In [1]:
import warnings
warnings.simplefilter(action='ignore', category=FutureWarning)
warnings.simplefilter(action='ignore', category=UserWarning)

import numpy as np
import os


In [10]:
import tensorflow as tf
from tensorflow.keras.models import Sequential
from tensorflow.keras.layers import Flatten,Dense,Embedding
from tensorflow.keras.datasets import imdb
from tensorflow.keras.preprocessing.sequence import pad_sequences

tf.__version__

'2.3.0'

### Embedding layer in Tensorflow

The Embedding layer takes at least two arguments:
- The number of samples (i.e. words, tokens)
- The dimensionality (length) of the embedding vector

This layer returns a 3D floating point tensor, of shape (num_samples, sequence_length, embedding_dimensionality). 

When this layer is instantiated, its weights are initially random. During training, these word vectors will be gradually adjusted via backpropagation, structuring the space into a representation that can be used in other layers.



### Sentiment prediction using IMDB Movie Reviews

https://www.tensorflow.org/datasets/catalog/imdb_reviews

The number of words is restricted to the top 10,000 most common words in the reviews.

The reviews are truncated to only 20 words. 

The model will consist of:

- An 8-dimensional embedding for each of the 10,000 words
- Flatten layer the tensor to 2D, and  
- A single Dense layer to classify a review as favorable or not.

In [11]:
max_features = 10000 # Number of words to consider as features

maxlen = 20 # Cut text after maxlen (among top max_features most common words)

(X_train, y_train), (X_test, y_test) = imdb.load_data(num_words=max_features)
print(X_train.shape, y_train.shape, X_test.shape, y_test.shape)
type(X_train[0]),len(X_train[0]),max(X_train[0])

X_train[0][0:10]

Downloading data from https://storage.googleapis.com/tensorflow/tf-keras-datasets/imdb.npz
(25000,) (25000,) (25000,) (25000,)


[1, 14, 22, 16, 43, 530, 973, 1622, 1385, 65]

In [12]:
len(X_train[1])

189

#### Create 2D integer tensor of shape (samples, maxlen)

In [13]:
X_train = pad_sequences(X_train, maxlen=maxlen)
X_test = pad_sequences(X_test, maxlen=maxlen)
print(X_train.shape,X_test.shape)
X_train[0,:]

(25000, 20) (25000, 20)


array([  65,   16,   38, 1334,   88,   12,   16,  283,    5,   16, 4472,
        113,  103,   32,   15,   16, 5345,   19,  178,   32], dtype=int32)

#### Create Model


In [14]:
model = Sequential()

model.add(Embedding(10000, 8, input_length=maxlen))
# Output shape (samples, maxlen, 8)
model.add(Flatten()) # Flatten into a 2D tensor of shape (samples, maxlen * 8)
model.add(Dense(1, activation='sigmoid'))

model.summary()

Model: "sequential"
_________________________________________________________________
Layer (type)                 Output Shape              Param #   
embedding (Embedding)        (None, 20, 8)             80000     
_________________________________________________________________
flatten (Flatten)            (None, 160)               0         
_________________________________________________________________
dense (Dense)                (None, 1)                 161       
Total params: 80,161
Trainable params: 80,161
Non-trainable params: 0
_________________________________________________________________


#### Compile and fit

In [15]:
model.compile(optimizer='rmsprop', loss='binary_crossentropy', metrics=['acc'])

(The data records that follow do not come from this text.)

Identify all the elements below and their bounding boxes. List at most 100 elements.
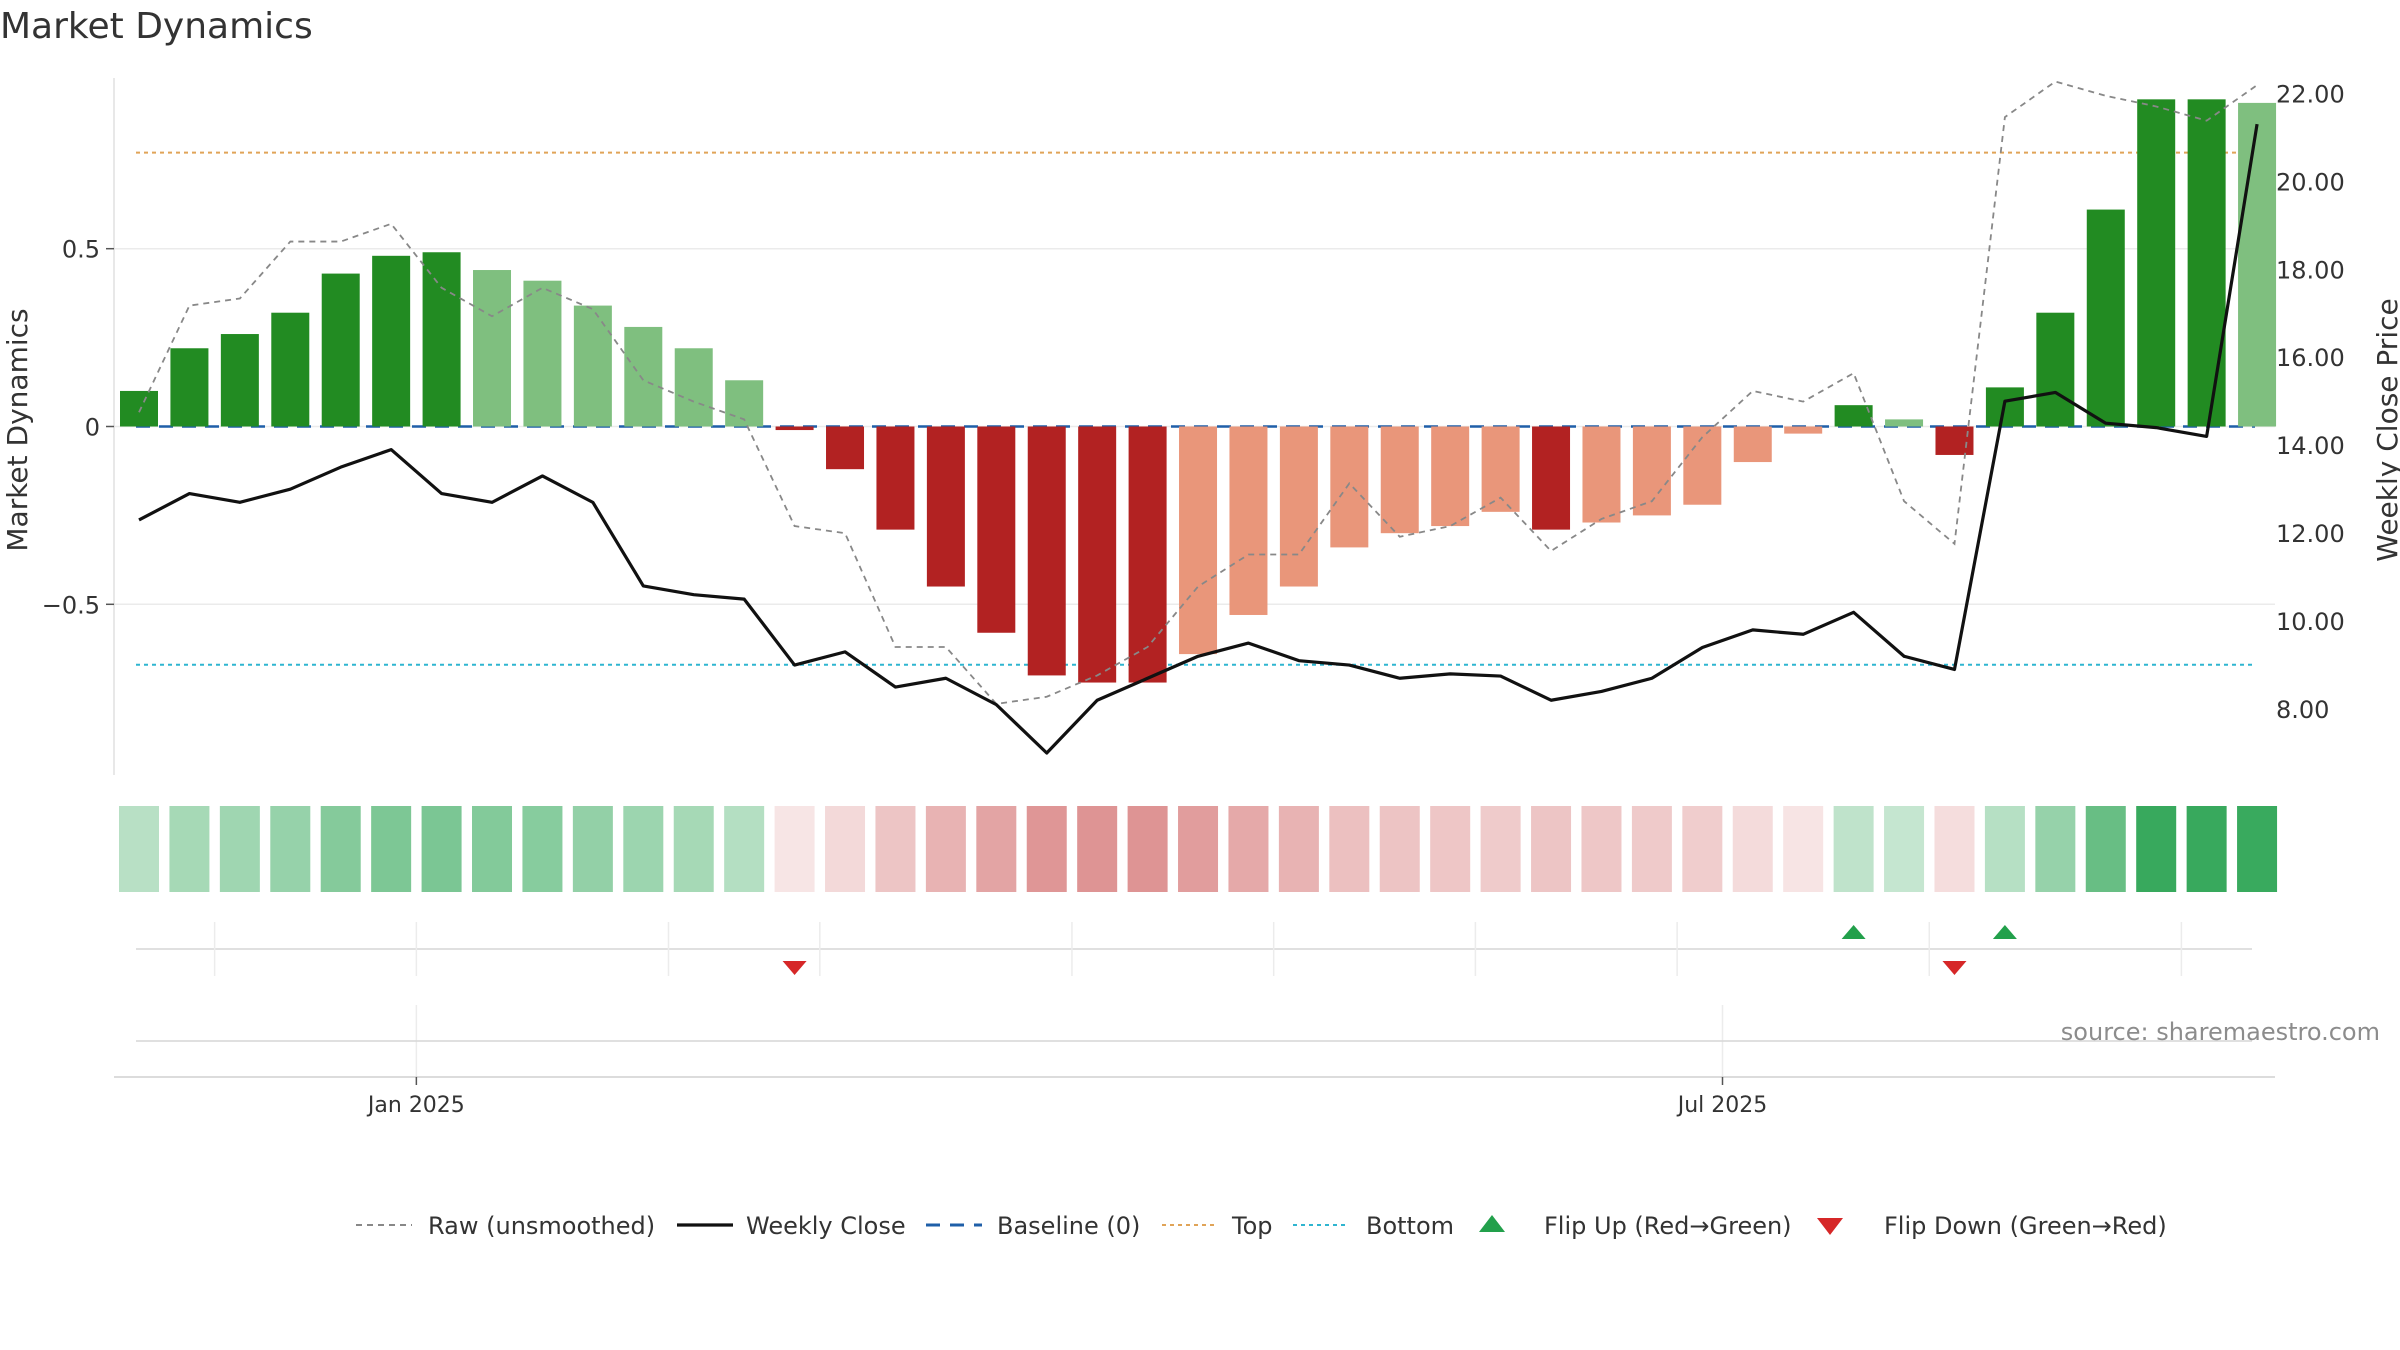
- dynamics-bar: [1481, 426, 1520, 512]
- heat-cell: [472, 806, 513, 892]
- left-tick-label: −0.5: [42, 591, 100, 619]
- raw-line-group: [138, 80, 2258, 705]
- right-tick-label: 22.00: [2276, 80, 2345, 108]
- right-tick-label: 14.00: [2276, 432, 2345, 460]
- dynamics-bar: [926, 426, 965, 587]
- heat-cell: [1682, 806, 1723, 892]
- dynamics-bar: [372, 255, 411, 427]
- right-axis-label: Weekly Close Price: [2371, 298, 2400, 561]
- flip-up-marker: [1841, 925, 1866, 939]
- heat-cell: [1984, 806, 2025, 892]
- heat-strip: [119, 806, 2278, 892]
- dynamics-bar: [624, 326, 663, 427]
- left-axis-label: Market Dynamics: [1, 308, 34, 551]
- heat-cell: [1127, 806, 1168, 892]
- dynamics-bar: [1431, 426, 1470, 527]
- source-text: source: sharemaestro.com: [2061, 1018, 2380, 1046]
- heat-cell: [1833, 806, 1874, 892]
- legend-flip-up-swatch: [1479, 1215, 1505, 1232]
- heat-cell: [1379, 806, 1420, 892]
- dynamics-bar: [1229, 426, 1268, 615]
- flip-markers-panel: [136, 922, 2252, 976]
- heat-cell: [1732, 806, 1773, 892]
- heat-cell: [1783, 806, 1824, 892]
- legend-label: Raw (unsmoothed): [428, 1212, 655, 1240]
- dynamics-bar: [674, 348, 713, 427]
- heat-cell: [724, 806, 765, 892]
- chart-title: Market Dynamics: [0, 6, 313, 47]
- legend-label: Flip Down (Green→Red): [1884, 1212, 2167, 1240]
- heat-cell: [270, 806, 311, 892]
- heat-cell: [1884, 806, 1925, 892]
- heat-cell: [925, 806, 966, 892]
- heat-cell: [825, 806, 866, 892]
- legend-label: Top: [1231, 1212, 1273, 1240]
- weekly-close-group: [138, 123, 2259, 755]
- right-tick-label: 18.00: [2276, 256, 2345, 284]
- lower-panel: [136, 1005, 2252, 1078]
- right-tick-label: 16.00: [2276, 344, 2345, 372]
- heat-cell: [875, 806, 916, 892]
- dynamics-bar: [1935, 426, 1974, 455]
- flip-down-marker: [782, 961, 807, 975]
- dynamics-bar: [220, 334, 259, 427]
- flip-down-marker: [1942, 961, 1967, 975]
- dynamics-bar: [422, 252, 461, 427]
- dynamics-bar: [473, 270, 512, 427]
- heat-cell: [421, 806, 462, 892]
- dynamics-bar: [170, 348, 209, 427]
- heat-cell: [976, 806, 1017, 892]
- dynamics-bar: [523, 280, 562, 427]
- dynamics-bar: [2238, 102, 2277, 427]
- heat-cell: [371, 806, 412, 892]
- heat-cell: [522, 806, 563, 892]
- dynamics-bar: [1279, 426, 1318, 587]
- heat-cell: [1077, 806, 1118, 892]
- heat-cell: [1178, 806, 1219, 892]
- dynamics-bar: [2086, 209, 2125, 427]
- heat-cell: [2085, 806, 2126, 892]
- heat-cell: [1278, 806, 1319, 892]
- heat-cell: [169, 806, 210, 892]
- dynamics-bar: [1733, 426, 1772, 463]
- heat-cell: [572, 806, 613, 892]
- dynamics-bar: [977, 426, 1016, 633]
- dynamics-bar: [2137, 99, 2176, 427]
- dynamics-bar: [1179, 426, 1218, 655]
- dynamics-bar: [573, 305, 612, 427]
- x-axis: Jan 2025 Jul 2025: [114, 1076, 2275, 1118]
- legend-label: Flip Up (Red→Green): [1544, 1212, 1792, 1240]
- heat-cell: [1531, 806, 1572, 892]
- heat-cell: [2035, 806, 2076, 892]
- x-tick-label: Jan 2025: [366, 1093, 465, 1118]
- dynamics-bar: [321, 273, 360, 427]
- left-tick-label: 0.5: [62, 236, 100, 264]
- raw-line: [138, 80, 2258, 705]
- dynamics-bars: [120, 99, 2277, 683]
- dynamics-bar: [1834, 405, 1873, 427]
- dynamics-bar: [1027, 426, 1066, 676]
- legend-label: Bottom: [1366, 1212, 1454, 1240]
- heat-cell: [2136, 806, 2177, 892]
- heat-cell: [119, 806, 159, 892]
- dynamics-bar: [1683, 426, 1722, 505]
- dynamics-bar: [120, 390, 158, 427]
- flip-up-marker: [1992, 925, 2017, 939]
- dynamics-bar: [1380, 426, 1419, 534]
- heat-cell: [673, 806, 714, 892]
- axes: 0.5 0 −0.5 22.00 20.00 18.00 16.00 14.00 12.00 10…: [42, 78, 2345, 775]
- heat-cell: [320, 806, 361, 892]
- heat-cell: [1228, 806, 1269, 892]
- right-tick-label: 10.00: [2276, 608, 2345, 636]
- heat-cell: [1581, 806, 1622, 892]
- right-tick-label: 20.00: [2276, 168, 2345, 196]
- dynamics-bar: [271, 312, 310, 427]
- legend-label: Baseline (0): [997, 1212, 1140, 1240]
- heat-cell: [1480, 806, 1521, 892]
- dynamics-bar: [876, 426, 915, 530]
- dynamics-bar: [1078, 426, 1117, 683]
- heat-cell: [1631, 806, 1672, 892]
- heat-cell: [2237, 806, 2278, 892]
- legend: Raw (unsmoothed) Weekly Close Baseline (0)…: [356, 1212, 2167, 1240]
- dynamics-bar: [1330, 426, 1369, 548]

history = model.fit(X_train, y_train,
                    epochs=10,
                    batch_size=32,
                    validation_split=0.2)

Epoch 1/10
Epoch 2/10
Epoch 3/10
Epoch 4/10
Epoch 5/10
Epoch 6/10
Epoch 7/10
Epoch 8/10
Epoch 9/10
Epoch 10/10


#### Compute classification accuracy

In [16]:
def accuracy(x,y):
    y_hat = model.predict(x)
    foo = np.array([1 if i > .5 else 0 for i in y_hat[:,0] ])
    return np.sum(foo == y)/len(y)


In [17]:
accuracy(X_train,y_train),accuracy(X_test,y_test)

(0.85516, 0.76136)

This model with a single Dense layer treats each word in the input sequence separately. Inter-word relationships and structure sentence are not taken into account.

We could add recurrent layers or 1D convolutional layers after the embedded sequences to learn features that take into account each sequence as a whole.